L’industrie cinématographique indienne a rapporté l’an dernier 1,5 milliard de dollars au box office, selon le cabinet de conseil Ormax Media, mais s’exporte peu dans les pays occidentaux.
Et le pays n’accorde que peu de soutien au cinéma indépendant présenté dans les grands festivals internationaux, comme Cannes.
Jeudi, une cinéaste indienne, Payal Kapadia, fait son entrée dans la course à la Palme d’or, ce qui n’était pas arrivé depuis 30 ans, avec « All we imagine as light », un portrait poétique de deux femmes qui ont quitté leur région d’origine pour travailler comme infirmières à Mumbaï.
Mais le film a eu besoin du soutien de la France et d’autres investisseurs internationaux pour être produit.
« L’industrie indienne est assez autonome, donc beaucoup de cinéastes ne ressentent même pas le besoin d’envoyer leur travail aux festivals, » a déclaré Payal Kapadia, 38 ans, à l’AFP à Cannes.
« Mais si vous voulez tourner un petit film, pas tellement axé sur la narration, ou qui ne fonctionne pas dans le système, il est difficile de trouver des financements. Le système français (de soutien au cinéma) m’a vraiment beaucoup aidée, » a-t-elle ajouté.
A une époque, l’Inde était fréquemment représentée à Cannes. Chetan Anand a été l’un des lauréats de la première Palme d’or en 1946 avec « Neecha Nagar » et plusieurs films ont ensuite été en compétition, dont ceux du réalisateur Satyajit Ray.
Les choses ont ensuite ralenti, la précédente présence indienne dans la course à la Palme d’or remontant à « Destinée » (« Swaham » en VO) de Shaji N. Karun, en 1994.
Le film de Payal Kapadia n’est pas le seul long-métrage indien présenté cette année, dans l’ensemble des sélections cannoises.
« Sister Midnight » (Quinzaine des cinéastes) parle d’un mariage arrangé dans une petite ville, et « The Shameless » (Un Certain regard) une travailleuse du sexe qui fuit un bordel de Delhi après avoir poignardé un policier.
« Santosh », également à Un Certain regard, a reçu des critiques élogieuses. Cette histoire d’une femme policière confrontée à la misogynie, à la corruption et à la brutalité dans une petite ville indienne a été saluée comme un « polar captivant et puissamment féministe » (Time Out) et « une leçon de subtilité » (IndieWire).

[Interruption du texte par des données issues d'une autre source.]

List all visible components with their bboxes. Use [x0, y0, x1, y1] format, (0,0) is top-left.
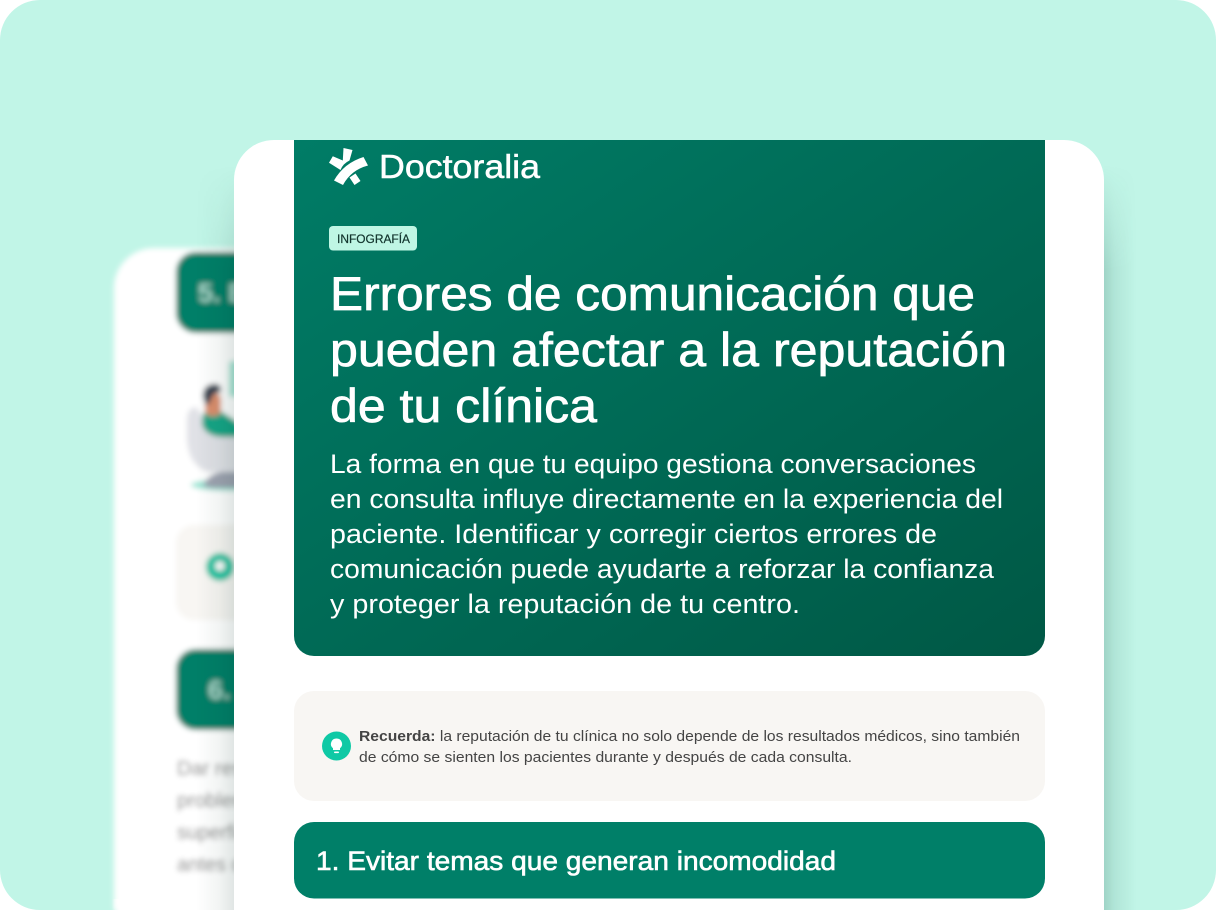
panel: front page	[234, 140, 1104, 910]
front page shadow	[196, 165, 1136, 910]
intro paragraph: y proteger la reputación de tu centro.	[330, 589, 800, 619]
intro paragraph	[330, 449, 1003, 619]
intro paragraph: comunicación puede ayudarte a reforzar la confianza	[330, 554, 995, 584]
callout text: Recuerda: la reputación de tu clínica no solo depende de los resultados médicos, sino también	[359, 729, 1020, 745]
back page bottom edge	[112, 899, 236, 910]
callout text: de cómo se sienten los pacientes durante y después de cada consulta.	[359, 750, 852, 766]
back paragraph: antes de	[177, 854, 254, 876]
back paragraph	[177, 758, 313, 876]
back paragraph: Dar respuestas	[177, 758, 313, 780]
callout text	[359, 729, 1020, 766]
callout: recuerda	[294, 691, 1045, 801]
back tip box	[176, 525, 306, 620]
back heading 6	[176, 649, 306, 730]
hero background	[294, 140, 1045, 656]
callout background	[294, 691, 1045, 801]
back heading 6: 6. N	[208, 675, 258, 705]
logo: Doctoralia	[329, 148, 541, 185]
back heading 5	[176, 252, 306, 333]
icon: Doctoralia star	[329, 148, 368, 185]
title: pueden afectar a la reputación	[330, 323, 1007, 376]
title	[330, 267, 1007, 432]
intro paragraph: paciente. Identificar y corregir ciertos errores de	[330, 519, 937, 549]
title: Errores de comunicación que	[330, 267, 975, 320]
illustration: seated person	[187, 361, 265, 491]
back heading 5: 5. E	[198, 278, 246, 308]
icon: light bulb	[322, 732, 351, 760]
back paragraph: problemas	[177, 790, 270, 812]
back paragraph: superficiales	[177, 822, 288, 844]
panel: blurred back page	[114, 248, 313, 910]
section heading 1: 1. Evitar temas que generan incomodidad	[316, 846, 836, 876]
tag: infografía	[329, 226, 417, 250]
section heading 1	[294, 822, 1045, 898]
back page sheet	[114, 248, 300, 910]
panel: hero	[294, 140, 1045, 656]
wordmark: Doctoralia	[379, 148, 541, 185]
tag: infografía: INFOGRAFÍA	[337, 233, 410, 246]
intro paragraph: La forma en que tu equipo gestiona conversaciones	[330, 449, 976, 479]
intro paragraph: en consulta influye directamente en la experiencia del	[330, 484, 1003, 514]
title: de tu clínica	[330, 379, 598, 432]
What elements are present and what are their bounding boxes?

La réalisatrice de « Santosh », Sandhya Suri, a déclaré à l’AFP qu’il s’agissait peut-être d’une histoire « difficile et complexe », mais que sa première préoccupation était pour « les policiers qu'(elle) connaît – comment ils vont regarder cela ».
« C’est un film qui devrait sembler réaliste pour un public indien et pas seulement être un film tourné vers l’Occident, » a-t-elle déclaré.
Les vedettes de « Santosh », Shahana Goswami et Sunita Rajwar, dont la relation complexe porte le film, ont affirmé que l’Inde comptait de nombreux grands cinéastes, mais qu’il leur était souvent difficile de trouver une plateforme de diffusion.
« En Inde, le cinéma est principalement perçu comme un divertissement, donc il suit les lois du marché. Les films indépendants sont très difficiles à réaliser même s’ils sont peu coûteux, » a déclaré Shahana Goswami.
Son rêve ? Rassembler et organiser toutes les petites entreprises indépendantes. Payal Kapadia, elle, espère que l’Inde pourra suivre l’exemple français et faire profiter les films d’auteur d’une partie des bénéfices des blockbusters.
« Si un petit pourcentage était mis dans un fonds qui allait aux films indépendants, cela aiderait tellement de gens, » a-t-elle espéré.